I’ve brewed a few Hefeweizens in the past but I’ve never actually brewed a traditional Hefeweizen in the past that was for me to drink. I’ve brewed a few with my father, without temperature control so they end up being banana bombs, I’ve brewed one and added Citra hops, and I’ve brewed a traditional one for my cousin’s wedding reception using temperature control, but I only had one glass of it. Now it’s time for me to have my own keg. 

I used the same grain bill as I did for my cousin’s beer and the same fermentation schedule. I really liked how that beer turned out so I was attempting to replicate it. The temperature control should keep the banana in check and allow the yeast to produce some more clove aroma to balance it out. 

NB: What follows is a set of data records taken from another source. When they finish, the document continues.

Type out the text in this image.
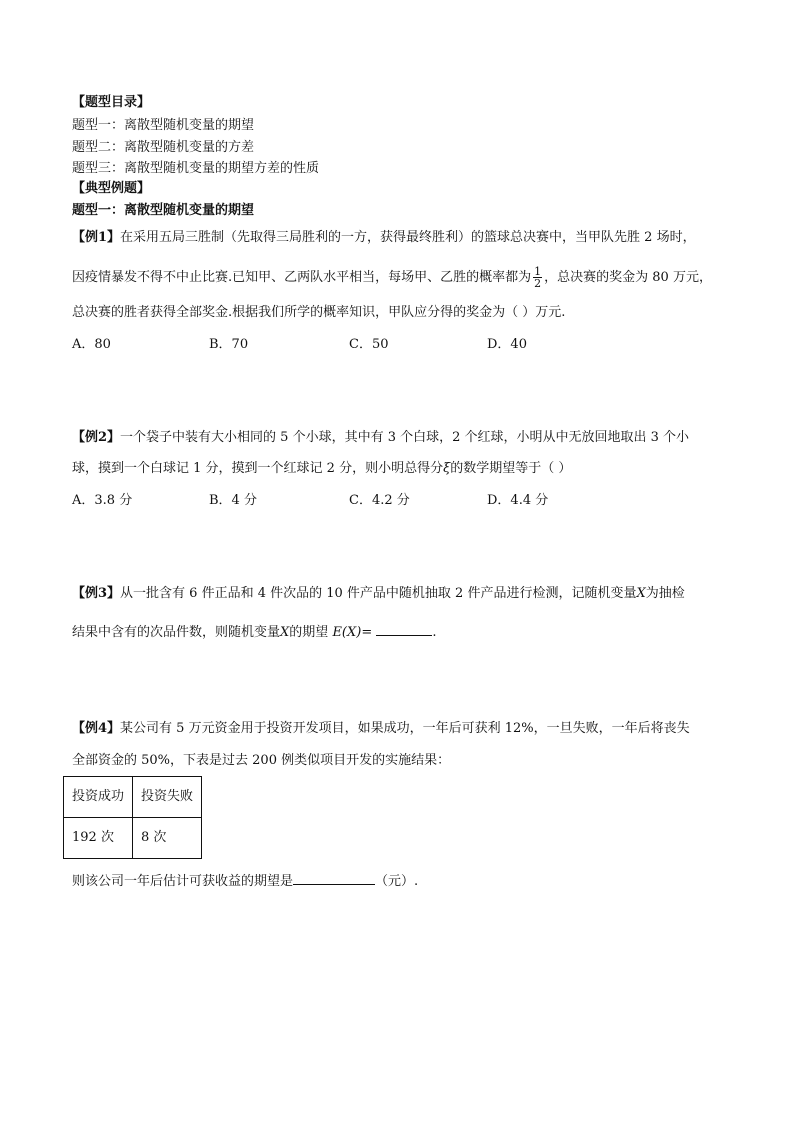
【题型目录】
题型一：离散型随机变量的期望
题型二：离散型随机变量的方差
题型三：离散型随机变量的期望方差的性质
【典型例题】
题型一：离散型随机变量的期望
【例1】在采用五局三胜制（先取得三局胜利的一方，获得最终胜利）的篮球总决赛中，当甲队先胜 2 场时，
因疫情暴发不得不中止比赛.已知甲、乙两队水平相当，每场甲、乙胜的概率都为 $\frac{1}{2}$ ，总决赛的奖金为 80 万元，
总决赛的胜者获得全部奖金.根据我们所学的概率知识，甲队应分得的奖金为（ ）万元.
A．80	B．70	C．50	D．40
【例2】一个袋子中装有大小相同的 5 个小球，其中有 3 个白球，2 个红球，小明从中无放回地取出 3 个小
球，摸到一个白球记 1 分，摸到一个红球记 2 分，则小明总得分ξ的数学期望等于（ ）
A．3.8 分	B．4 分	C．4.2 分	D．4.4 分
【例3】从一批含有 6 件正品和 4 件次品的 10 件产品中随机抽取 2 件产品进行检测，记随机变量X为抽检
结果中含有的次品件数，则随机变量X的期望 E(X)=	.
【例4】某公司有 5 万元资金用于投资开发项目，如果成功，一年后可获利 12%，一旦失败，一年后将丧失
全部资金的 50%，下表是过去 200 例类似项目开发的实施结果：
投资成功	投资失败
192 次	8 次
则该公司一年后估计可获收益的期望是	（元）.
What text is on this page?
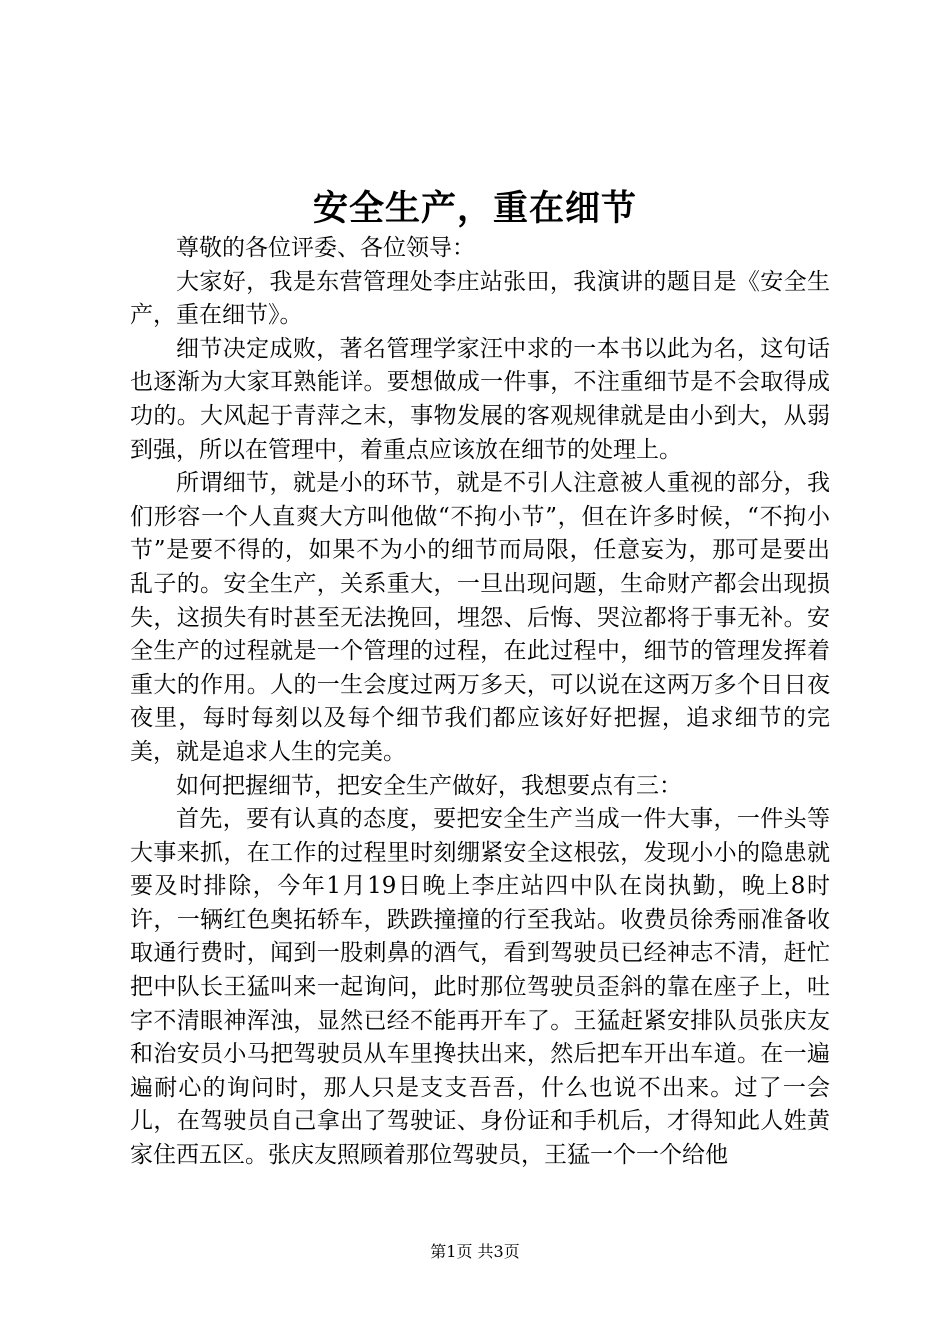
安全生产，重在细节

尊敬的各位评委、各位领导：

大家好，我是东营管理处李庄站张田，我演讲的题目是《安全生产，重在细节》。

细节决定成败，著名管理学家汪中求的一本书以此为名，这句话也逐渐为大家耳熟能详。要想做成一件事，不注重细节是不会取得成功的。大风起于青萍之末，事物发展的客观规律就是由小到大，从弱到强，所以在管理中，着重点应该放在细节的处理上。

所谓细节，就是小的环节，就是不引人注意被人重视的部分，我们形容一个人直爽大方叫他做“不拘小节”，但在许多时候，“不拘小节”是要不得的，如果不为小的细节而局限，任意妄为，那可是要出乱子的。安全生产，关系重大，一旦出现问题，生命财产都会出现损失，这损失有时甚至无法挽回，埋怨、后悔、哭泣都将于事无补。安全生产的过程就是一个管理的过程，在此过程中，细节的管理发挥着重大的作用。人的一生会度过两万多天，可以说在这两万多个日日夜夜里，每时每刻以及每个细节我们都应该好好把握，追求细节的完美，就是追求人生的完美。

如何把握细节，把安全生产做好，我想要点有三：

首先，要有认真的态度，要把安全生产当成一件大事，一件头等大事来抓，在工作的过程里时刻绷紧安全这根弦，发现小小的隐患就要及时排除，今年1月19日晚上李庄站四中队在岗执勤，晚上8时许，一辆红色奥拓轿车，跌跌撞撞的行至我站。收费员徐秀丽准备收取通行费时，闻到一股刺鼻的酒气，看到驾驶员已经神志不清，赶忙把中队长王猛叫来一起询问，此时那位驾驶员歪斜的靠在座子上，吐字不清眼神浑浊，显然已经不能再开车了。王猛赶紧安排队员张庆友和治安员小马把驾驶员从车里搀扶出来，然后把车开出车道。在一遍遍耐心的询问时，那人只是支支吾吾，什么也说不出来。过了一会儿，在驾驶员自己拿出了驾驶证、身份证和手机后，才得知此人姓黄家住西五区。张庆友照顾着那位驾驶员，王猛一个一个给他

第1页 共3页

After brewing this beer I’m really starting to think buying a grain mill would be a good idea. Since I rely on my LHBS to crush my grain my efficiency swings wildly from batch to batch so I don’t have a good way of nailing down a recipe. This beer was no different. I way undershot my gravity. My initial plan was to brew a standard gravity Hefeweizen, rack off three gallons, and top up with water to bring the gravity down to Berliner gravity. However, since I was so far under my efficiency target, I didn’t need to top up at all and had to boil down to reach my target for the Berliner. I was also way under my target starting gravity for the Hefeweizen, but I honestly didn’t care because it was so far under. I sense a grain mill in my fear future. 

Beer Stats
Batch size: 8.5 gallons
Boil time: 135 minutes
Estimated OG: 1.048
Measured OG: 1.046
Measured FG: 1.008
ABV: 4.1%
IBU: 15
SRM:6.8o

Grain Bill
7.75 lbs – Wheat Malt
6 lbs – Pilsner Malt
1 lb – Acid Malt
0.75 lb – Melanoidin Malt

Hops
45 min – Hallertauer – 1.75 oz
20 min – Hallertauer – 0.25 oz

Mash Schedule
149oF – Saccrification Rest – 90 minutes added 3 grams each of CaCl and Gypsum

Yeast
WPL300

Notes:
8/24/14 – Brewed by myself along with Berlinerweisse. No starter made to encourage phenol production. Fermentation set at 64oF

8/27/14 - Temperature raised to 67 oF

8/30/14 - Temperature raised to 71 oF

9/3/14 – Beer racked to keg and placed under 14psi at 38oF

9/24/14 - When the beer warms up it becomes a diacetyl bomb so I'm assuming fermentation didn't clean things up before I kegged it and cooled it. I've removed the keg from the keezer and have placed it in the laundry room.

10/6/14 - Keg placed back in keezer.

10/9/14 - It seems like the diacetyl has gone away. I'll find out when I let the beer warm up more.